Pour ressentir une émotion, il faut forcément d’abord avoir perçu dans l’environnement une information qui va déclencher cette émotion. Ce qui veut dire que pour que je réagisse émotionnellement, il faut d’abord qu’un système de scan de l’environnement soit activé.

Et ce système c’est l’empathie.

C’est précisément le rôle de l’empathie que de me permettre de scanner mon environnement très rapidement pour acter la présence d’une personne et percevoir tous les indices verbaux, non verbaux et paraverbaux qui montrent qu’elle souffre par exemple.

Cette empathie, elle peut être cognitive et/ou émotionnelle.

Si mon degré de sensibilité est également activé, je vais alors ressentir moi-même tout un tas d’émotions et de sentiments en retour.

Mais à l’inverse, je peux tout à fait percevoir cette personne, je peux tout à fait me rendre compte des indices qui montrent qu’elle souffre… ne pas en être ému du tout.

Et là c’est l’empathie uniquement cognitive qui va être activée.

Dans ce cas, l’empathie m’a permis de scanner toutes les informations de mon environnement et de comprendre de façon cognitive ce qu’il se passe, mais ma sensibilité personnelle n’a pas été activée.

Et c’est exactement comme ça que s’est construit le mode opératoire de certains tueurs en série par exemple.

Et pour illustrer ça, je vais vous raconter une petite histoire.

John Wayne Gacy est un tueur en série qui a sévit aux Etats-Unis dans les années 1970.

Il possède une société de construction et semble mener une vie tranquille. Il est même particulièrement aimé dans son voisinage pour son personnage de clown qu’il incarne dans les goûters d’anniversaire ou encore lors de visites dans les hôpitaux d’enfants malades.

Mais derrière la bonne image sociale du bonhomme, se cache un manipulateur criminel de haute volée.

Il est régulièrement à la recherche de jeunes hommes à qui il promet une place dans sa société.

Et il sait quel profil l’intéresse : de jeunes garçons qui ont déséspéremment besoin d’argent.

Et quand ces jeunes garçons le rencontre pour la première fois, il va tout de suite scanner leurs comportements par une observation fine de leurs discours et de tous les signes non verbaux qui montrent qu’ils ont un besoin urgent de l’argent.

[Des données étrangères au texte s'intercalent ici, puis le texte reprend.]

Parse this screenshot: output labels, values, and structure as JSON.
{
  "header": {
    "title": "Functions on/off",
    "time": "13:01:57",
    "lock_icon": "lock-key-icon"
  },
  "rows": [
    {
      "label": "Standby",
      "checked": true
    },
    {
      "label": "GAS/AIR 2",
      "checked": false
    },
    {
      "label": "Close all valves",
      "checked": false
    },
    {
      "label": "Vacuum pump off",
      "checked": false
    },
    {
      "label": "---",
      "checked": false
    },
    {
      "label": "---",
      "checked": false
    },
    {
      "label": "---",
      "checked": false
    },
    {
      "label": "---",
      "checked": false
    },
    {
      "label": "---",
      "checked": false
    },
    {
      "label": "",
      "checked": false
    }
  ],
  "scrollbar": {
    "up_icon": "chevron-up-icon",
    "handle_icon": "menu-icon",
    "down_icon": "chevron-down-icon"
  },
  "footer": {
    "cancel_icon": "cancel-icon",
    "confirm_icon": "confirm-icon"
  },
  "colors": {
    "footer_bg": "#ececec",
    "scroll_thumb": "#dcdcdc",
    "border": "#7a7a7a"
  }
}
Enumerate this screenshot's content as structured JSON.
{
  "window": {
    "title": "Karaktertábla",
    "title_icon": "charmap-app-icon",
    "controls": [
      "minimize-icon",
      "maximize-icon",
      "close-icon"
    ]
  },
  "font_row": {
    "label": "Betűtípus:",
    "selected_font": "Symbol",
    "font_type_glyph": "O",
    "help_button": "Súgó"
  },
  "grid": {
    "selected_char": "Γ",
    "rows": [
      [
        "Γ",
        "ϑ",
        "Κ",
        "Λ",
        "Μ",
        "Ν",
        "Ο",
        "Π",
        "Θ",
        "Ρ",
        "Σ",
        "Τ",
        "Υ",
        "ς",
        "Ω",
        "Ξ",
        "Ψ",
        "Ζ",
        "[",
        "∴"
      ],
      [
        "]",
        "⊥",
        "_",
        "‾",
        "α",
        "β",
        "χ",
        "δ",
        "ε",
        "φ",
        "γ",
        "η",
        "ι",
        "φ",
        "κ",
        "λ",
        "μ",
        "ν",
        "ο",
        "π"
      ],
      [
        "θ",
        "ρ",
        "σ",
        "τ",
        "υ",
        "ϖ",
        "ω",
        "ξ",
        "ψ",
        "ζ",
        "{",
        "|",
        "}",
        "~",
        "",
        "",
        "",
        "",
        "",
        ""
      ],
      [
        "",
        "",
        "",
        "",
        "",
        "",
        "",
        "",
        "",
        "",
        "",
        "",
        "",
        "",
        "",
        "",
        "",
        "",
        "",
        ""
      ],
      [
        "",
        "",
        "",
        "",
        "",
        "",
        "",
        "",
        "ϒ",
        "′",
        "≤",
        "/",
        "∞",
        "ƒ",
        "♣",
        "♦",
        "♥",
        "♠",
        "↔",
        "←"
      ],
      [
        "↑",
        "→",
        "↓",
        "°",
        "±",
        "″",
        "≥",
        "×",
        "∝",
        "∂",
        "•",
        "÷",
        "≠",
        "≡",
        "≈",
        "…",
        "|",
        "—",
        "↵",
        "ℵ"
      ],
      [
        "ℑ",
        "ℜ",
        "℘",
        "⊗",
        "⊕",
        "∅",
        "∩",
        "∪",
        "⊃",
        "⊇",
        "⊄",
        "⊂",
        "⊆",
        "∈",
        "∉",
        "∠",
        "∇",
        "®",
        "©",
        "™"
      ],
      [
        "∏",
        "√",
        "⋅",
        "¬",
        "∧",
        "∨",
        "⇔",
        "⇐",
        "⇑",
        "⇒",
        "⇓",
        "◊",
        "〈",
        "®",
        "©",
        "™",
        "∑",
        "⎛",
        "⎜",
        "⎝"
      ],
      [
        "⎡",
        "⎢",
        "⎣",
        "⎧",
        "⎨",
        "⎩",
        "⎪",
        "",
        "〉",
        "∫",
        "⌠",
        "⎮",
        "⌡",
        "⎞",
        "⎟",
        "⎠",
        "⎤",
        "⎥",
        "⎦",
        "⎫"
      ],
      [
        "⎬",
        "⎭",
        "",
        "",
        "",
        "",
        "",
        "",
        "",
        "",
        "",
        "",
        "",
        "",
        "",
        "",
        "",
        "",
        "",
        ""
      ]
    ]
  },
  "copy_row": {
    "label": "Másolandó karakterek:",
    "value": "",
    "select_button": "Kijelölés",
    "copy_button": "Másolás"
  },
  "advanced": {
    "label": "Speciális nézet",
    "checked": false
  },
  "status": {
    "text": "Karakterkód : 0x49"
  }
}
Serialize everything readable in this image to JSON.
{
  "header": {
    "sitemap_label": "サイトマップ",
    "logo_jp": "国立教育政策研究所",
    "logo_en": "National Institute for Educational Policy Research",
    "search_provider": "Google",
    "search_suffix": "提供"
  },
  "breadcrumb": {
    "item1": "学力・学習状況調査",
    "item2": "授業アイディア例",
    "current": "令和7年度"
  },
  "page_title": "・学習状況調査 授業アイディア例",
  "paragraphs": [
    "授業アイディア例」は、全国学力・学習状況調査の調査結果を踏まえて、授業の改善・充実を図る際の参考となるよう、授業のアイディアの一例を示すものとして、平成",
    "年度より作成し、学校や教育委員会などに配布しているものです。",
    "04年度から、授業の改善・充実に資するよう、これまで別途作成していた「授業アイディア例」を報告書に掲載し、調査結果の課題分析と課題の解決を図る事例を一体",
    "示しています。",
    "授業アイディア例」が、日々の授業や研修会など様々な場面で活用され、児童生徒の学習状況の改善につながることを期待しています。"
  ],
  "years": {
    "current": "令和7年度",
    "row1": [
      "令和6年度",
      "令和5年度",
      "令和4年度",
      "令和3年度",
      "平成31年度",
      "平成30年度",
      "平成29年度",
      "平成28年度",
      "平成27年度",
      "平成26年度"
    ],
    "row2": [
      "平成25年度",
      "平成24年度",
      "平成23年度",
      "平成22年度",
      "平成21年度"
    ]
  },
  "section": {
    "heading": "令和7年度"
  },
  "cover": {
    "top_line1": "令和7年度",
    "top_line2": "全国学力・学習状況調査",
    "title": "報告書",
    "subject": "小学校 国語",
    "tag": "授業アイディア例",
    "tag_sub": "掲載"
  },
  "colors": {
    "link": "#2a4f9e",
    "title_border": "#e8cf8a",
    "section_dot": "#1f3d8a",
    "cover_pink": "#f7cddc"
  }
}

Et il invite ceux qui lui semble le plus vulnérable chez lui au prétexte par exemple d’aller signer les contrats de travail.

Certains jeunes, le suivent, et une fois dans la maison de John Wayne Gacy, ils n’en ressortent pas.

Gacy n’a jamais enlevé une de ses victimes. Il ne les a jamais menacé.

Il a utilisé un système bien huilé : l’empathie.

On a longtemps crû que les tueurs en série étaient dépourvus d’empathie.

Et on a longtemps cru ça, parce qu’on a longtemps crû que l’empathie et la sensibilité c’était la même chose

Des gars comme Gacy ne sont pas privé d’empathie.

Au contraire ! Quand on décortique leur mode opératoire, on voit bien que c’est précisément l’ empathie qui l’ a aidé à scanner rapidement ses cibles pour observer attentivement tous leurs comportements au moment de leur premier échange ( tous les signes qui montrent qu’une communication sympa est en train de s’établir) et c’est ce qui lui a permis d’anticiper tous les comportements futurs de la victime (l’acceptation de le suivre chez lui)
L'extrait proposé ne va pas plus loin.